Et maintenant ? De RFS à la mise en trafic réelle
Le statut RFS marque la fin des tests système et le démarrage de l’exploitation commerciale. Dans les semaines à venir, les clients en gros et locataires commenceront à activer leurs longueurs d’onde et à transférer leurs flux depuis des câbles existants.
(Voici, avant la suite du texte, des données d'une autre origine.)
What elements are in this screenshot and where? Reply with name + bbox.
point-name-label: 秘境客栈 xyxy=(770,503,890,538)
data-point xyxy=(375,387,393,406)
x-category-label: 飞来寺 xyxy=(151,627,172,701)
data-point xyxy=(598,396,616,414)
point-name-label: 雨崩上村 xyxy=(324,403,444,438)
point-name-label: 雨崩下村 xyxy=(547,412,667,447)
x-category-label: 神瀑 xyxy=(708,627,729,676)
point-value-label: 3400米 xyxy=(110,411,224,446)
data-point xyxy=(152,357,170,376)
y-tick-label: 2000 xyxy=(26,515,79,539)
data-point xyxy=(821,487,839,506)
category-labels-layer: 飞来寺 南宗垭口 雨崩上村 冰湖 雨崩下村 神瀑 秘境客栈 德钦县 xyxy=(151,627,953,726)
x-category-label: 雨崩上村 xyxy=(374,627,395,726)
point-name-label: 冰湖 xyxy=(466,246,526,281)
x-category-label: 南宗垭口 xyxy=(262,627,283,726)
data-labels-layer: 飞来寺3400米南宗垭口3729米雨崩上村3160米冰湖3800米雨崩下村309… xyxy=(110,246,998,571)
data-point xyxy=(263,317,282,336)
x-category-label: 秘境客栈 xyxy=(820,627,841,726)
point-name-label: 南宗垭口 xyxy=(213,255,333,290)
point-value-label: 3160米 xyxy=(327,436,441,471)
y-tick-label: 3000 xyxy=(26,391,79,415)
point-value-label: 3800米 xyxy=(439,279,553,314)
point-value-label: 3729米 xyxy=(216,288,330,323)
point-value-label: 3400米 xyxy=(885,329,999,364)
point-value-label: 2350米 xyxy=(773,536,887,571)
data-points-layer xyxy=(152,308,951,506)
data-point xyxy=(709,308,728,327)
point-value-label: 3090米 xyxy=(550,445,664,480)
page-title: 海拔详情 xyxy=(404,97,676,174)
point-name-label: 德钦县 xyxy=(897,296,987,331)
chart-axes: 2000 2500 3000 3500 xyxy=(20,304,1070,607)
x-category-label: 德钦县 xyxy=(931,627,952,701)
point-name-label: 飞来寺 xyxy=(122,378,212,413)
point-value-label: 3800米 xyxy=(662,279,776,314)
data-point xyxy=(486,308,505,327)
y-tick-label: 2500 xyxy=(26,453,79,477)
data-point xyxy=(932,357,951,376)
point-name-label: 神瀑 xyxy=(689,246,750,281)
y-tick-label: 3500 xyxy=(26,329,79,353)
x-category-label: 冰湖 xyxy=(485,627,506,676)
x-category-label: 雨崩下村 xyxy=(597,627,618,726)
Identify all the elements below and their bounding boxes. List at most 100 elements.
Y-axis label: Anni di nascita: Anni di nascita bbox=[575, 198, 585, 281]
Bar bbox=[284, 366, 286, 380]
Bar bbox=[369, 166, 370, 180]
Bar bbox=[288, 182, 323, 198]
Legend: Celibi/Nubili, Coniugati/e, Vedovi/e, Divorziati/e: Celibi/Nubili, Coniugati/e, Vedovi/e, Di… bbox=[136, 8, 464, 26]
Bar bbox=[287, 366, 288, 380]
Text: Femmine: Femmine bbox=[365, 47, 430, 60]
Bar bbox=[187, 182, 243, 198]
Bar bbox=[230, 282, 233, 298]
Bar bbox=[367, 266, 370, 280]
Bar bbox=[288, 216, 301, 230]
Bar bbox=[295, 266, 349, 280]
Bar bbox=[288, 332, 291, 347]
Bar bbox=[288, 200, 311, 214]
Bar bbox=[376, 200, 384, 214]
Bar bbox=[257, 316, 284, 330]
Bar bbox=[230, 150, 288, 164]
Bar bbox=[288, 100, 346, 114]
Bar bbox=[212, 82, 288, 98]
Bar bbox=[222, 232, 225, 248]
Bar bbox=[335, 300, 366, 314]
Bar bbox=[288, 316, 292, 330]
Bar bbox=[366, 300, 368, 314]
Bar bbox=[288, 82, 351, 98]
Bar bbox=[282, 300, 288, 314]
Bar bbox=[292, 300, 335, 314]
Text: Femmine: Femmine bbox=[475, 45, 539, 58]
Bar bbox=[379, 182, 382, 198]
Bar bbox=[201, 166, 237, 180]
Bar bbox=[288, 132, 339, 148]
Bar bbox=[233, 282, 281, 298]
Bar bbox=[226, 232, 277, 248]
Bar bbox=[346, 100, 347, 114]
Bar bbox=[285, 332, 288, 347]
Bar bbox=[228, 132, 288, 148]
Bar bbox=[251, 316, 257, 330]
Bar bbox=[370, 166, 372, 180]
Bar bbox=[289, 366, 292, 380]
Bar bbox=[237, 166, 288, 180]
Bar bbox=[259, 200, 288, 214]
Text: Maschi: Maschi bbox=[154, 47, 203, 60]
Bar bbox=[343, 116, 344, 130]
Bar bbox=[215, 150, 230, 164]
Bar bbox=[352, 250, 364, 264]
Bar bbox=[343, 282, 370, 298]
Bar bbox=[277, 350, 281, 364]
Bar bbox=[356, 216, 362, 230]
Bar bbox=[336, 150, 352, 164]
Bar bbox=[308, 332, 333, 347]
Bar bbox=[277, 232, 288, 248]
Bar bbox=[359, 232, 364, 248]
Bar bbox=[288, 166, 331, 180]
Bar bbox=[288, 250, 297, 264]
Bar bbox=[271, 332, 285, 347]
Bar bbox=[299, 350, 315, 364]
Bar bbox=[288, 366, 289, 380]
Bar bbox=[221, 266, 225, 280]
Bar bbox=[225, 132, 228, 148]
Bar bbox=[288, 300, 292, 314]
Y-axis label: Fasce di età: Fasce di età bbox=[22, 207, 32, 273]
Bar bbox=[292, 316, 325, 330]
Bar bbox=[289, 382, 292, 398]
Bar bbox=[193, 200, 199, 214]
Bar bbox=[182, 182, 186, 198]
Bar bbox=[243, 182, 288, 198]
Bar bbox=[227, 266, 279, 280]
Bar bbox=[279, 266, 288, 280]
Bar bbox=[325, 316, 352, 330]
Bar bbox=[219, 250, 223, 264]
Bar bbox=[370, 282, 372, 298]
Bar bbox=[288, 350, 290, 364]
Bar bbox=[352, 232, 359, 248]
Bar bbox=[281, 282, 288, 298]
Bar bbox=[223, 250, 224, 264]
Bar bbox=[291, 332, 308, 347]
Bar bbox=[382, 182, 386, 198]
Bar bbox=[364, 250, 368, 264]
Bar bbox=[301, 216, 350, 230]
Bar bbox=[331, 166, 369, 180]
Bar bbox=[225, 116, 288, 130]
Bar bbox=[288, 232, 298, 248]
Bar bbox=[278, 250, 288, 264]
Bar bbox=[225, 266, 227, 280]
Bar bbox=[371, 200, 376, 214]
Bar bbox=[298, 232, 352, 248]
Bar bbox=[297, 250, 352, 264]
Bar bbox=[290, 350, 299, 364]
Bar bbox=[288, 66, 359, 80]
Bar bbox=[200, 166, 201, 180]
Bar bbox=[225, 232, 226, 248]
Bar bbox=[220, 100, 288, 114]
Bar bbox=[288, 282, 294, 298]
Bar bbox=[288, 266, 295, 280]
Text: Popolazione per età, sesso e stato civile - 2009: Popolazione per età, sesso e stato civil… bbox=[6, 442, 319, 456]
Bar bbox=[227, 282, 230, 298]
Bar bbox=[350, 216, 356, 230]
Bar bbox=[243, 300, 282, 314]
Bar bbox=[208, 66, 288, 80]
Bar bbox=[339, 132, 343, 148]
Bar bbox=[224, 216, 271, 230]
Simultanément, les ingénieurs IP transit ajusteront les politique de routage pour tirer parti des avantages de Bifrost (latence et capacité), tandis que les fournisseurs de contenu et cloud recalibreront leur architecture d’interconnexion régionale.
Pour ASN, cette étape valide la technologie et la mise en œuvre dans un environnement où les systèmes de dernière génération exigent plus de puissance par span, répéteurs plus efficaces et composants optiques à spectre étendu (C+L), prêts pour des terabits par paire.
Ce que cela signifie pour les entreprises et le cloud
- Moins de jitter et RTT réduit dans les flux critiques Asia↔États-Unis (par ex., synchronisation de bases de données, microservices entre régions, all-reduce lors d’entraînements distribués).
- Plus de marge pour un multi-région actif-actif et une continuité d’activité (DR) par réplication continue.
- Itinéraires alternatifs avec des SLA différenciés (latence vs coûts), en utilisant le branchements vers l’Indonésie et les Philippines pour des services locaux.
- Améliorations de l’expérience utilisateur dans le streaming, les jeux sur le cloud et la collaboration en temps réel.
En résumé : un nouveau couloir plus rapide entre deux rives où chaque mois, plus de données sont échangées.
Questions fréquentes
Quelle est la latence du câble Bifrost Singapour-États-Unis, et comment cela se compare-t-il aux systèmes existants ?
Bifrost offre une RTT inférieure à 165 ms entre Singapour et la côte ouest des États-Unis, jusqu’à 10 ms de moins que de nombreux systèmes actuels grâce à sa nouvelle route passant par l’Indonésie. Ceci est crucial pour l’IA, le cloud distribué et les services en temps réel.
Quelle capacité totale Bifrost ajoute-t-il, et comment est-elle répartie ?
Le système injecte plus de 260 Tb/s de capacité supplémentaire dans le couloir transpacífique. Il comporte 12 paires de fibres ; Keppel et ses coinvestisseurs contrôlent 5 paires via une JV 40-60. Le reste est loué à des opérateurs, hypervolumétriques ou OTT, via des paires sombres, du spectrum ou des longueurs d’onde.
Quels sont les points d’amarrage clés et les dérivations de Bifrost ?
Les points principaux sont à Singapour, Guam et Grover Beach (Californie), avec des ramifications vers Jakarta et Manado en Indonésie, Dávao aux Philippines, et Winema (Oregon). Cette topologie renforce la résilience et permet un routing dynamique régional.
Comment Bifrost contribuera-t-il à l’économie numérique de l’Asie du Sud-Est ?
Il apporte latence inférieure, capacité massive et itinéraires diversifiés pour l’IA, le cloud natif, la finance, la manufacture et les services publics. Des pays comme l’Indonésie et les Philippines gagnent en redondance et en connectivité internationale, accélérant leur transformation digitale.